Rule 144 is not available for the resale
of securities initially issued by shell companies (other than a business combination related shell companies) or issuers that have
been at any time previously a shell company. However, Rule 144 also includes an important exception to this prohibition if the
following conditions are met:

 

	•	the issuer of the securities that was formerly a shell company has ceased to be a shell company;

 

	•	the issuer of the securities is subject to the reporting requirements of Section 13 or 15(d) of the Exchange Act;

 

	•	the issuer of the securities has filed all Exchange Act reports and material required to be filed, as applicable, during the
preceding 12 months (or such shorter period that the issuer was required to file such reports and materials), other than Current
Reports on Form 8-K; and

 

	•	at least one year has elapsed from the time that the issuer filed current Form 10 type information with the SEC reflecting
its status as an entity that is not a shell company.

 

As a result, our sponsor will be able to
sell its founder shares and private placement warrants, as applicable, pursuant to Rule 144 without registration one year after
we have completed our initial business combination.

 

Registration Rights

 

The holders of the founder shares, private
placement warrants and warrants that may be issued upon conversion of working capital loans (and any shares of common stock issuable
upon the exercise of the private placement warrants or warrants issued upon conversion of the working capital loans and upon conversion
of the founder shares) will be entitled to registration rights pursuant to a registration rights agreement requiring us to register
such securities for resale (in the case of the founder shares, only after conversion into shares of Class A common stock).

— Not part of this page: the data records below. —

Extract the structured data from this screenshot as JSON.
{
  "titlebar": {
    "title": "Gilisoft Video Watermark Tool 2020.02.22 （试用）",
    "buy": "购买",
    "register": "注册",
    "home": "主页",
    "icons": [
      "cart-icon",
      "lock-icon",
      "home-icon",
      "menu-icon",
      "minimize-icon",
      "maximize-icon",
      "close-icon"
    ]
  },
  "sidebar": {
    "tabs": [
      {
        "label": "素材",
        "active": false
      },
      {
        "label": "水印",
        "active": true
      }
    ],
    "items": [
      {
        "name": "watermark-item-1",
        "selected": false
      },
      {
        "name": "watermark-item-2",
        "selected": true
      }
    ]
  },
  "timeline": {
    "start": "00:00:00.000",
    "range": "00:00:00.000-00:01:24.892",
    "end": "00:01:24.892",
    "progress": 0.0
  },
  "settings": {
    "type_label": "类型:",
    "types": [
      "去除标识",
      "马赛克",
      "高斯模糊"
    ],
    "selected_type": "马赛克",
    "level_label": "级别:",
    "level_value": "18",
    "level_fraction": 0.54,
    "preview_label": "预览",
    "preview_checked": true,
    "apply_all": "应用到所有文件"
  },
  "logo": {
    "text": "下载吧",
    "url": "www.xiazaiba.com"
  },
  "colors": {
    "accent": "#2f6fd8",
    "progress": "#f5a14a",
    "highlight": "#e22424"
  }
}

The
holders of these securities will be entitled to make up to three demands, excluding short form registration demands, that we register
such securities. In addition, the holders have certain “piggy-back” registration rights with respect to registration
statements filed subsequent to our completion of our initial business combination and rights to require us to register for resale
such securities pursuant to Rule 415 under the Securities Act. We will bear the expenses incurred in connection with the filing
of any such registration statement.

 

Listing of Securities

 

We have listed our units, Class A common
stock and warrants on the NYSE under the symbols “CCX.U,” “CCX” and “CCXWS,” respectively.
The common stock and warrants constituting the units began separate trading on July 26, 2019.